Despite being more common than what we might think, serious cases continue to be an alarming sight when encountered by a hunter.
But what exactly are these growths found on deer?
Recent photos captured by Non-Typical Productions show a velvet buck with significant growth around its face. Check it out in the photos below.
What happened to this buck?
“After doing some research on this deer and talking with some friends, we’ve figured out he has Fibroma, or deer herpes,” says the NTP crew. “They can live with it forever, but I’m not sure I’d want to!”
According to the Michigan DNR website, Fibromas are wart-like growths found on the skin of white-tailed deer and other members of the deer family. They are popularly referred to as skin tumors, or simply warts.
Histopathologists identify skin tumors from deer as papillomas, fibromas, or papillofibromas depending upon the predominate type of tissue making up the tumor.
Since there is evidence that skin tumors common to deer are caused by one kind of virus, and the differences that have been described for them is due to their age, all will be treated as one, the fibroma, in this discussion. An infection with fibromas is called fibromatosis.
The department says that Fibromas are conspicuous as firm, nodular masses fastened only to the skin and varying in diameter from 10 to more than 100mm. All are fleshy. Some are covered with gray or dark skin which often is scratched and bleeding.
Others have a black, dry, hard surface that may be fissured much like the head of a cauliflower. The larger ones tend to be pendulous because of their weight and stem-like attachment to the skin.
Fibromas are randomly distributed on deer but occur most frequently about the eyes, neck, face, and forelegs. They may be single or multiple. Light infections are a common occurrence in white-tailed deer.
A heavily infected deer may have 25 or more. Occasionally, in multiple infections, they are so numerous and close together that they join into a coalescent mass.
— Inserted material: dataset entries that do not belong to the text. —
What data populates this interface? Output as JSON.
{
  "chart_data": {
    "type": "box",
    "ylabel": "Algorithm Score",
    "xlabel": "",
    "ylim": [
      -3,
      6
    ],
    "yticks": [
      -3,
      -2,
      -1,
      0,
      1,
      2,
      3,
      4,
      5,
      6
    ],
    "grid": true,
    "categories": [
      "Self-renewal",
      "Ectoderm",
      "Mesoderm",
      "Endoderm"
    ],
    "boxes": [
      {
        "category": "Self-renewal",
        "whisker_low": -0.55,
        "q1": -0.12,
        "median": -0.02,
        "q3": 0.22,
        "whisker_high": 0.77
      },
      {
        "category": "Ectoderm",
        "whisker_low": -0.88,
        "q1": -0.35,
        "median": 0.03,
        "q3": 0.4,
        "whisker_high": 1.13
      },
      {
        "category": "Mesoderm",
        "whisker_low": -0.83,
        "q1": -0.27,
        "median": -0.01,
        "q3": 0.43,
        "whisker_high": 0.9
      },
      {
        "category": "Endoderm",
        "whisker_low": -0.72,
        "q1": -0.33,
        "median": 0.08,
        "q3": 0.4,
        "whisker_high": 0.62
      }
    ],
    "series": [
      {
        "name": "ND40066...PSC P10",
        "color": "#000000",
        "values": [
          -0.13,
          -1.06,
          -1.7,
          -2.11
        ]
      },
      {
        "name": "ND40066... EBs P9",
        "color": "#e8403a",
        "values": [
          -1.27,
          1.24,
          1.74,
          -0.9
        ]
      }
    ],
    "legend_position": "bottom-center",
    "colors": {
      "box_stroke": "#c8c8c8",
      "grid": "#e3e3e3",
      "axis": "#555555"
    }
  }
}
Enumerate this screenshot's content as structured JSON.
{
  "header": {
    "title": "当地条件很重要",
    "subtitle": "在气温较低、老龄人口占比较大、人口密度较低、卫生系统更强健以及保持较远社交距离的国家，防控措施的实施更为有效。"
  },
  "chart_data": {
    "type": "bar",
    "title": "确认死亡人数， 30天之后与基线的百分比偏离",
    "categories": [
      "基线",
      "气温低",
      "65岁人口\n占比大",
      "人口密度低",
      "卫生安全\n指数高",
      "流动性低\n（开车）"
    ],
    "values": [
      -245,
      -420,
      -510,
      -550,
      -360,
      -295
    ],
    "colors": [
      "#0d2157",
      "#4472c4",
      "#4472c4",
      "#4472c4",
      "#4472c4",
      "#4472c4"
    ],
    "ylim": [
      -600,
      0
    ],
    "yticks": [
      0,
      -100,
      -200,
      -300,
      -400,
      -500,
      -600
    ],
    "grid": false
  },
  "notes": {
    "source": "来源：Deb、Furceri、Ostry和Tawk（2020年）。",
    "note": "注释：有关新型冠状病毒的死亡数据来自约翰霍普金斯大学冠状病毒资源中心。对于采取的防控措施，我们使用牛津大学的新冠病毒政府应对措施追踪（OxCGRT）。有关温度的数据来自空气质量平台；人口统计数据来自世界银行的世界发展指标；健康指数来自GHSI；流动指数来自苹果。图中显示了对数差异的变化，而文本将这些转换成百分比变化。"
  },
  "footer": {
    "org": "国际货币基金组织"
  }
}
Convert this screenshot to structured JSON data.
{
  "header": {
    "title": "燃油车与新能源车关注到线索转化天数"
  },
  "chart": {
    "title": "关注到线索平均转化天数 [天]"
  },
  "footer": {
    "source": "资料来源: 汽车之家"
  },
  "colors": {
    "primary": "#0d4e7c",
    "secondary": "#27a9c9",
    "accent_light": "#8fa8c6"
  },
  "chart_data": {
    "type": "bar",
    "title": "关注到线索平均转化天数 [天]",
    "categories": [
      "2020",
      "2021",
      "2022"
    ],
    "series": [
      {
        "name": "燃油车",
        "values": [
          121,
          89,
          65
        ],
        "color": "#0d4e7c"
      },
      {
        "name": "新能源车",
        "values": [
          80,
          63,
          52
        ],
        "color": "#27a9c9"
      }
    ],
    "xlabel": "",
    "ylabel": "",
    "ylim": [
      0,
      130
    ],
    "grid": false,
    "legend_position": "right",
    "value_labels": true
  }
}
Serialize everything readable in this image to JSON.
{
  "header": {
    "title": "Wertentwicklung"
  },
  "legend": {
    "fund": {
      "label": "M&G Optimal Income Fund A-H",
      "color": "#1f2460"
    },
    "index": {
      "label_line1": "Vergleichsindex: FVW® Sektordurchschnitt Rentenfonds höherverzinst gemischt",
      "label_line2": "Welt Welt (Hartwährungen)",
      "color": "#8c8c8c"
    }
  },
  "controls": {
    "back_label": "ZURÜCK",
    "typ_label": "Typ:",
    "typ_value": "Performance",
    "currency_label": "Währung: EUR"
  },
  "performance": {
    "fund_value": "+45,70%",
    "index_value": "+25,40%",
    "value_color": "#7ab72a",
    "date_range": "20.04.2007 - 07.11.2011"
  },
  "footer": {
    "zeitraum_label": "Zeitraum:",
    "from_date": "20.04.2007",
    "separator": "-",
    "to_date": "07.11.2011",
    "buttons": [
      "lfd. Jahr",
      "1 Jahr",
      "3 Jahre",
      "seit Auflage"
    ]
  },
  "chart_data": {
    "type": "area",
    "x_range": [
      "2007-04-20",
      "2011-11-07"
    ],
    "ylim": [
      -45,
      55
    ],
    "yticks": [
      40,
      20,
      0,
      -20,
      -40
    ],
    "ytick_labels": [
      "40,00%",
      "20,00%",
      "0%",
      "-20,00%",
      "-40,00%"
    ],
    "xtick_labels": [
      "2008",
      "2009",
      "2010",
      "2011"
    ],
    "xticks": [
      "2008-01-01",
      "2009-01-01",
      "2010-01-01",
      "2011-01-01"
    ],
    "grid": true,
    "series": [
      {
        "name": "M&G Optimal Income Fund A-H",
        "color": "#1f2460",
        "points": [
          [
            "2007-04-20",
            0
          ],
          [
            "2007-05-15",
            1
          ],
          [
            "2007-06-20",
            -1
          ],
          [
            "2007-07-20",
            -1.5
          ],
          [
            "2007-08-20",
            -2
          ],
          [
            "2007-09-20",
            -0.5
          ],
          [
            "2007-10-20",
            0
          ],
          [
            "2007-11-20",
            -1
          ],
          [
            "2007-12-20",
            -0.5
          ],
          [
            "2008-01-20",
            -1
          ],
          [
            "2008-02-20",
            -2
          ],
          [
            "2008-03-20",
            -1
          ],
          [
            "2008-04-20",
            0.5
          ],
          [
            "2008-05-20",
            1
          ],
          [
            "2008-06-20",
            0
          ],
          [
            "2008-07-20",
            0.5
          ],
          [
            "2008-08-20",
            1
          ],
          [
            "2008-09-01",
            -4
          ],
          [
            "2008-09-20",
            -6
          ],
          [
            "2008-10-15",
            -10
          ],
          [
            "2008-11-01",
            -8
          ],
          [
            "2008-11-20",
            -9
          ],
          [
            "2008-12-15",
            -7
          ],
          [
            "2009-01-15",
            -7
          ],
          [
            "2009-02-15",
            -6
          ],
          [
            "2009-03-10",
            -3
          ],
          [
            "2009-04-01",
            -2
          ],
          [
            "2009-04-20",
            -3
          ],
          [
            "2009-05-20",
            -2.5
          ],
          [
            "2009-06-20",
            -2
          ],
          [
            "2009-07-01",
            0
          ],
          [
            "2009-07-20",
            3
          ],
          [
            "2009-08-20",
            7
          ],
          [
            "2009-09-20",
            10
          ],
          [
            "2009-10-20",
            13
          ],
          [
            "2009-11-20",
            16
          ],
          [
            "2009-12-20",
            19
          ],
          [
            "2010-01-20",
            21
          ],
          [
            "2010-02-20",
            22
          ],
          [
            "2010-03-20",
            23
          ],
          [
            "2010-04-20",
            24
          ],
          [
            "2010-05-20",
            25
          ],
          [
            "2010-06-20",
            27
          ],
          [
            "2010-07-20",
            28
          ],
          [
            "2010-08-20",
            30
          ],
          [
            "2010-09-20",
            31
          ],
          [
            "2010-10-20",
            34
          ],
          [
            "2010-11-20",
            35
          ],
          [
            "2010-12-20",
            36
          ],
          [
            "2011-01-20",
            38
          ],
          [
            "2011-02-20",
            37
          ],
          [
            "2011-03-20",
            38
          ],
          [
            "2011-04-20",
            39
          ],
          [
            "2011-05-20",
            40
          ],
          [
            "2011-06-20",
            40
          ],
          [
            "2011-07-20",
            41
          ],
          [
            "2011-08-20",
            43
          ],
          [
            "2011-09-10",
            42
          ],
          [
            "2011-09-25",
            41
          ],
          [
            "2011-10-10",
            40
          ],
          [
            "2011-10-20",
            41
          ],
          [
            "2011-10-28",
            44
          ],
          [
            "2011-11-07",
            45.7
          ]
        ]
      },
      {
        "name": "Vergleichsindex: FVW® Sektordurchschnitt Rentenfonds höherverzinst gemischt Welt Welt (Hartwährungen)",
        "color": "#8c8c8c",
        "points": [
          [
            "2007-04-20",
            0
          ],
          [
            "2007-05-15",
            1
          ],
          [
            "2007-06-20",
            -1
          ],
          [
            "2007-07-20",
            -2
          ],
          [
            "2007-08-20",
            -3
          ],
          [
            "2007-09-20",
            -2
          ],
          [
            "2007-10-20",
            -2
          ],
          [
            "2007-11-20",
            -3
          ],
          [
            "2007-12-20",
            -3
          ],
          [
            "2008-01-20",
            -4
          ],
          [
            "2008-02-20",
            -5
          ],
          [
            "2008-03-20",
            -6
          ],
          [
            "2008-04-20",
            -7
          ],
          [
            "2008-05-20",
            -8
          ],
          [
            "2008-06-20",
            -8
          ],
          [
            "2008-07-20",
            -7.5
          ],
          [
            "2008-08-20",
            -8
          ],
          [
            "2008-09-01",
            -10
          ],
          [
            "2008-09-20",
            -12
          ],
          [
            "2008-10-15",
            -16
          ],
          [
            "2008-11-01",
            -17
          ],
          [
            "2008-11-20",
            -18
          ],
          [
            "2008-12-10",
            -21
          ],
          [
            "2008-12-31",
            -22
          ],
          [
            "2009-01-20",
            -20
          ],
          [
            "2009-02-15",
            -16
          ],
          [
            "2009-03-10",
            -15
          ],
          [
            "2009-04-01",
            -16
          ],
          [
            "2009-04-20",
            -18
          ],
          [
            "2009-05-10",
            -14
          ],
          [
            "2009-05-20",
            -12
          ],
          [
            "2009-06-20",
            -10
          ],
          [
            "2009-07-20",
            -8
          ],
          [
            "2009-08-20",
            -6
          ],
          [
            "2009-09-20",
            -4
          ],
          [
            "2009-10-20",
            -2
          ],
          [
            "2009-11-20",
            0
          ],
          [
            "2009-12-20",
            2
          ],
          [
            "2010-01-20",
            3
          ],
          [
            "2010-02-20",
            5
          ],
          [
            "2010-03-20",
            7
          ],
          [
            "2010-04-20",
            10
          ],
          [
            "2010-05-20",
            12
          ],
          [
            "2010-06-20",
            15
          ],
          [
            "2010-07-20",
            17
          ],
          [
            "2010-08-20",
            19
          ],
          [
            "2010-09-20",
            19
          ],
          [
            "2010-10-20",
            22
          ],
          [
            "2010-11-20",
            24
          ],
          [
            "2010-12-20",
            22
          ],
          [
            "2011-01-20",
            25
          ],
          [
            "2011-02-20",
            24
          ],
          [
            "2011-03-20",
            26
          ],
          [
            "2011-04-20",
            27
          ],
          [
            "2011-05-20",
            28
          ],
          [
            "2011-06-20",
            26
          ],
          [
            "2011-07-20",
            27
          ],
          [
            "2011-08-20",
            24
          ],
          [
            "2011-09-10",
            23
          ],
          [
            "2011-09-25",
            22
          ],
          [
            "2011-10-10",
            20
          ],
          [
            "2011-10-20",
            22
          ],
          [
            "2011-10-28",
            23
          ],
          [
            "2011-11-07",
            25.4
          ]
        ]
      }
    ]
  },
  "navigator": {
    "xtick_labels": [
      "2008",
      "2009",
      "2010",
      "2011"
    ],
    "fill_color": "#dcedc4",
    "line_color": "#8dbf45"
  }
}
However, the incidence of severe involvement is extremely low.
Do Fibromas Harm the Meat?
According to the Michigan DNR, Fibromatosis is not an important cause of deer mortality. The disease is not known to infect humans.
It’s main significance lies in the consternation and concern experienced by the hunter who shoots a deer covered with ugly-looking lumps. Though they don’t harm the meat, fibromas are repulsive to most persons and therefore render a fine trophy aesthetically undesirable.
The question is, would you eat it? Would you eat a deer with warts found anywhere on its body?